RAY SMUTS
IT HAS taken a ship disaster - in this case the grounding of the container ship Sea-Land Express off Cape Town a little more than a year ago - for the South African Maritime Safety Authority to learn a valuable lesson.
No sooner had the disaster occurred than rumours abounded about the purpose of the vessel’s voyage; was she not perhaps clandestine in view of certain hazardous cargo on board?
There were also public calls for the vessel’s Master (apparently since dismissed) to be arrested over the mishap which cost millions of rand to resolve. The ship was finally pulled free from her Sunset Beach perch 19 days later.

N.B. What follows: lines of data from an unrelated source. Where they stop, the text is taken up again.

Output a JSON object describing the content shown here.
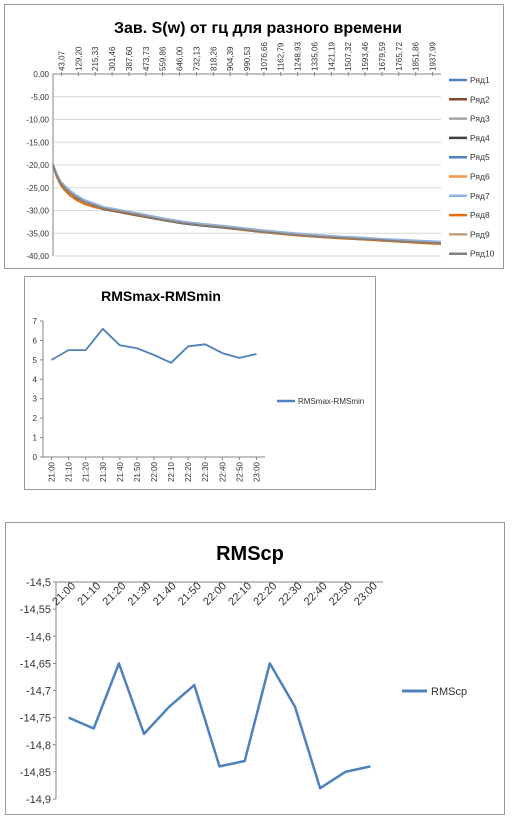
{
  "chart_data": [
    {
      "type": "line",
      "title": "Зав. S(w) от гц для разного времени",
      "x_tick_labels": [
        "43,07",
        "129,20",
        "215,33",
        "301,46",
        "387,60",
        "473,73",
        "559,86",
        "646,00",
        "732,13",
        "818,26",
        "904,39",
        "990,53",
        "1076,66",
        "1162,79",
        "1248,93",
        "1335,06",
        "1421,19",
        "1507,32",
        "1593,46",
        "1679,59",
        "1765,72",
        "1851,86",
        "1937,99"
      ],
      "y_tick_labels": [
        "0,00",
        "-5,00",
        "-10,00",
        "-15,00",
        "-20,00",
        "-25,00",
        "-30,00",
        "-35,00",
        "-40,00"
      ],
      "xlim": [
        43.07,
        2000
      ],
      "ylim": [
        -40,
        0
      ],
      "legend_position": "right",
      "series": [
        {
          "name": "Ряд1",
          "color": "#4f81bd",
          "x": [
            43,
            60,
            80,
            100,
            130,
            160,
            200,
            250,
            300,
            350,
            400,
            450,
            500,
            600,
            700,
            800,
            900,
            1000,
            1100,
            1200,
            1300,
            1400,
            1500,
            1600,
            1700,
            1800,
            1900,
            2000
          ],
          "y": [
            -19.8,
            -21.8,
            -23.6,
            -24.6,
            -25.8,
            -26.8,
            -27.8,
            -28.6,
            -29.4,
            -29.8,
            -30.2,
            -30.6,
            -31.0,
            -31.9,
            -32.6,
            -33.1,
            -33.5,
            -34.0,
            -34.5,
            -34.9,
            -35.3,
            -35.6,
            -35.9,
            -36.1,
            -36.4,
            -36.6,
            -36.8,
            -37.0
          ]
        },
        {
          "name": "Ряд2",
          "color": "#7f4a2b",
          "x": [
            43,
            60,
            80,
            100,
            130,
            160,
            200,
            250,
            300,
            350,
            400,
            450,
            500,
            600,
            700,
            800,
            900,
            1000,
            1100,
            1200,
            1300,
            1400,
            1500,
            1600,
            1700,
            1800,
            1900,
            2000
          ],
          "y": [
            -20.0,
            -22.2,
            -23.8,
            -24.9,
            -26.1,
            -27.2,
            -28.1,
            -28.9,
            -29.6,
            -30.0,
            -30.5,
            -30.9,
            -31.3,
            -32.1,
            -32.8,
            -33.3,
            -33.7,
            -34.2,
            -34.7,
            -35.1,
            -35.5,
            -35.8,
            -36.0,
            -36.3,
            -36.5,
            -36.8,
            -37.0,
            -37.2
          ]
        },
        {
          "name": "Ряд3",
          "color": "#a5a5a5",
          "x": [
            43,
            60,
            80,
            100,
            130,
            160,
            200,
            250,
            300,
            350,
            400,
            450,
            500,
            600,
            700,
            800,
            900,
            1000,
            1100,
            1200,
            1300,
            1400,
            1500,
            1600,
            1700,
            1800,
            1900,
            2000
          ],
          "y": [
            -19.9,
            -22.0,
            -23.7,
            -24.7,
            -25.9,
            -26.9,
            -27.9,
            -28.7,
            -29.5,
            -29.9,
            -30.3,
            -30.7,
            -31.1,
            -32.0,
            -32.7,
            -33.2,
            -33.6,
            -34.1,
            -34.6,
            -35.0,
            -35.4,
            -35.7,
            -35.9,
            -36.2,
            -36.4,
            -36.7,
            -36.9,
            -37.1
          ]
        },
        {
          "name": "Ряд4",
          "color": "#404040",
          "x": [
            43,
            60,
            80,
            100,
            130,
            160,
            200,
            250,
            300,
            350,
            400,
            450,
            500,
            600,
            700,
            800,
            900,
            1000,
            1100,
            1200,
            1300,
            1400,
            1500,
            1600,
            1700,
            1800,
            1900,
            2000
          ],
          "y": [
            -20.1,
            -22.3,
            -24.0,
            -25.1,
            -26.3,
            -27.3,
            -28.3,
            -29.1,
            -29.8,
            -30.2,
            -30.6,
            -31.0,
            -31.4,
            -32.2,
            -32.9,
            -33.4,
            -33.8,
            -34.3,
            -34.8,
            -35.2,
            -35.6,
            -35.9,
            -36.1,
            -36.4,
            -36.6,
            -36.9,
            -37.1,
            -37.3
          ]
        },
        {
          "name": "Ряд5",
          "color": "#4f81bd",
          "x": [
            43,
            60,
            80,
            100,
            130,
            160,
            200,
            250,
            300,
            350,
            400,
            450,
            500,
            600,
            700,
            800,
            900,
            1000,
            1100,
            1200,
            1300,
            1400,
            1500,
            1600,
            1700,
            1800,
            1900,
            2000
          ],
          "y": [
            -19.7,
            -21.9,
            -23.5,
            -24.5,
            -25.7,
            -26.7,
            -27.7,
            -28.5,
            -29.3,
            -29.7,
            -30.1,
            -30.5,
            -30.9,
            -31.8,
            -32.5,
            -33.0,
            -33.4,
            -33.9,
            -34.4,
            -34.8,
            -35.2,
            -35.5,
            -35.8,
            -36.0,
            -36.3,
            -36.5,
            -36.7,
            -36.9
          ]
        },
        {
          "name": "Ряд6",
          "color": "#f79646",
          "x": [
            43,
            60,
            80,
            100,
            130,
            160,
            200,
            250,
            300,
            350,
            400,
            450,
            500,
            600,
            700,
            800,
            900,
            1000,
            1100,
            1200,
            1300,
            1400,
            1500,
            1600,
            1700,
            1800,
            1900,
            2000
          ],
          "y": [
            -20.0,
            -22.4,
            -24.2,
            -25.4,
            -26.6,
            -27.6,
            -28.4,
            -29.2,
            -29.6,
            -30.0,
            -30.4,
            -30.8,
            -31.2,
            -32.0,
            -32.7,
            -33.2,
            -33.6,
            -34.2,
            -34.7,
            -35.1,
            -35.5,
            -35.8,
            -36.1,
            -36.3,
            -36.6,
            -36.8,
            -37.1,
            -37.3
          ]
        },
        {
          "name": "Ряд7",
          "color": "#8db3e2",
          "x": [
            43,
            60,
            80,
            100,
            130,
            160,
            200,
            250,
            300,
            350,
            400,
            450,
            500,
            600,
            700,
            800,
            900,
            1000,
            1100,
            1200,
            1300,
            1400,
            1500,
            1600,
            1700,
            1800,
            1900,
            2000
          ],
          "y": [
            -19.8,
            -21.7,
            -23.4,
            -24.4,
            -25.6,
            -26.6,
            -27.6,
            -28.4,
            -29.2,
            -29.6,
            -30.0,
            -30.4,
            -30.8,
            -31.7,
            -32.4,
            -32.9,
            -33.3,
            -33.8,
            -34.3,
            -34.7,
            -35.1,
            -35.4,
            -35.7,
            -35.9,
            -36.2,
            -36.4,
            -36.6,
            -36.8
          ]
        },
        {
          "name": "Ряд8",
          "color": "#e46c0a",
          "x": [
            43,
            60,
            80,
            100,
            130,
            160,
            200,
            250,
            300,
            350,
            400,
            450,
            500,
            600,
            700,
            800,
            900,
            1000,
            1100,
            1200,
            1300,
            1400,
            1500,
            1600,
            1700,
            1800,
            1900,
            2000
          ],
          "y": [
            -20.2,
            -22.5,
            -24.3,
            -25.5,
            -26.8,
            -27.7,
            -28.6,
            -29.3,
            -29.7,
            -30.1,
            -30.5,
            -30.9,
            -31.3,
            -32.1,
            -32.8,
            -33.3,
            -33.7,
            -34.3,
            -34.8,
            -35.2,
            -35.6,
            -35.9,
            -36.2,
            -36.4,
            -36.7,
            -36.9,
            -37.2,
            -37.4
          ]
        },
        {
          "name": "Ряд9",
          "color": "#c0a080",
          "x": [
            43,
            60,
            80,
            100,
            130,
            160,
            200,
            250,
            300,
            350,
            400,
            450,
            500,
            600,
            700,
            800,
            900,
            1000,
            1100,
            1200,
            1300,
            1400,
            1500,
            1600,
            1700,
            1800,
            1900,
            2000
          ],
          "y": [
            -19.9,
            -22.1,
            -23.8,
            -24.8,
            -26.0,
            -27.0,
            -28.0,
            -28.8,
            -29.5,
            -29.9,
            -30.3,
            -30.7,
            -31.1,
            -32.0,
            -32.7,
            -33.2,
            -33.6,
            -34.1,
            -34.6,
            -35.0,
            -35.4,
            -35.7,
            -36.0,
            -36.2,
            -36.5,
            -36.7,
            -36.9,
            -37.1
          ]
        },
        {
          "name": "Ряд10",
          "color": "#7f7f7f",
          "x": [
            43,
            60,
            80,
            100,
            130,
            160,
            200,
            250,
            300,
            350,
            400,
            450,
            500,
            600,
            700,
            800,
            900,
            1000,
            1100,
            1200,
            1300,
            1400,
            1500,
            1600,
            1700,
            1800,
            1900,
            2000
          ],
          "y": [
            -20.0,
            -22.2,
            -23.9,
            -25.0,
            -26.2,
            -27.1,
            -28.1,
            -28.9,
            -29.6,
            -30.0,
            -30.4,
            -30.8,
            -31.2,
            -32.1,
            -32.8,
            -33.3,
            -33.7,
            -34.2,
            -34.7,
            -35.1,
            -35.5,
            -35.8,
            -36.0,
            -36.3,
            -36.5,
            -36.8,
            -37.0,
            -37.2
          ]
        }
      ]
    },
    {
      "type": "line",
      "title": "RMSmax-RMSmin",
      "categories": [
        "21:00",
        "21:10",
        "21:20",
        "21:30",
        "21:40",
        "21:50",
        "22:00",
        "22:10",
        "22:20",
        "22:30",
        "22:40",
        "22:50",
        "23:00"
      ],
      "y_tick_labels": [
        "7",
        "6",
        "5",
        "4",
        "3",
        "2",
        "1",
        "0"
      ],
      "ylim": [
        0,
        7
      ],
      "legend_position": "right",
      "series": [
        {
          "name": "RMSmax-RMSmin",
          "color": "#4f81bd",
          "values": [
            5.0,
            5.5,
            5.5,
            6.6,
            5.75,
            5.6,
            5.25,
            4.85,
            5.7,
            5.8,
            5.35,
            5.1,
            5.3
          ]
        }
      ]
    },
    {
      "type": "line",
      "title": "RMScp",
      "categories": [
        "21:00",
        "21:10",
        "21:20",
        "21:30",
        "21:40",
        "21:50",
        "22:00",
        "22:10",
        "22:20",
        "22:30",
        "22:40",
        "22:50",
        "23:00"
      ],
      "y_tick_labels": [
        "-14,5",
        "-14,55",
        "-14,6",
        "-14,65",
        "-14,7",
        "-14,75",
        "-14,8",
        "-14,85",
        "-14,9"
      ],
      "ylim": [
        -14.9,
        -14.5
      ],
      "legend_position": "right",
      "series": [
        {
          "name": "RMScp",
          "color": "#4f81bd",
          "values": [
            -14.75,
            -14.77,
            -14.65,
            -14.78,
            -14.73,
            -14.69,
            -14.84,
            -14.83,
            -14.65,
            -14.73,
            -14.88,
            -14.85,
            -14.84
          ]
        }
      ]
    }
  ]
}
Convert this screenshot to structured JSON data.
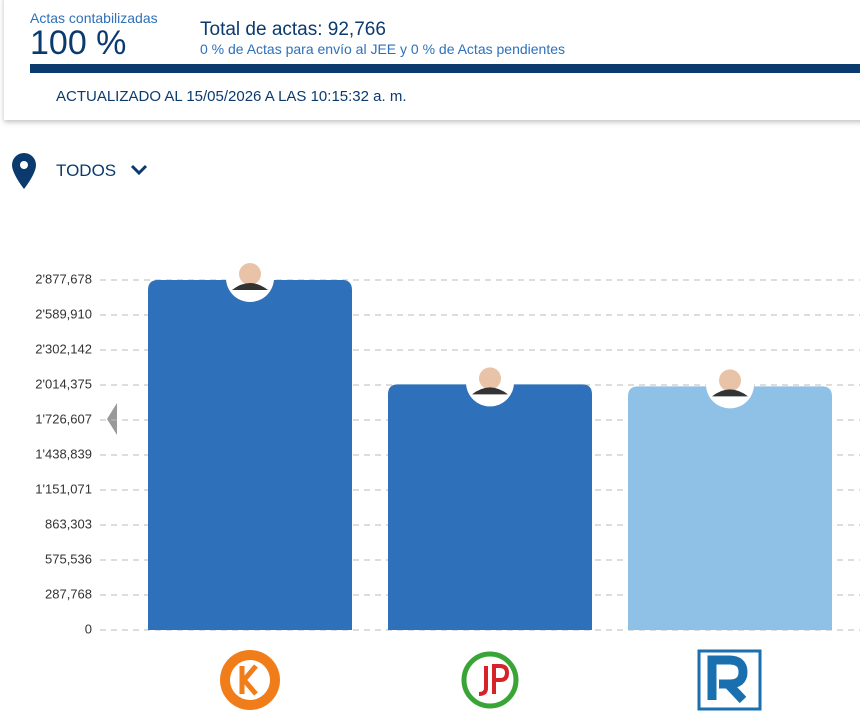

“The Sea-Land Express was a hard lesson for us as we did not realise a story was developing because the ship’s operators (US Ship Management Inc) and a representative for the charterers (Maersk Sealand) refused to talk,” Master Mariner Captain Bill Dernier, intimately involved with many maritime disasters off the South African coastline in his capacity as executive manager:operations, told FTW.
With this experience behind, Dernier says Samsa was well prepared when the next major disaster occurred, the holing of the giant bulk carrier Cape Africa about 300 miles off Cape Town.
Having ordered the Taiwanese-owned vessel to keep 120 miles off the coast, Samsa put together a Ôcasualty response team’ , closely involving the media during the entire salvage operation.
This proactive approach, in Dernier’s view, avoided a repetition of the Sea-Land Express affair.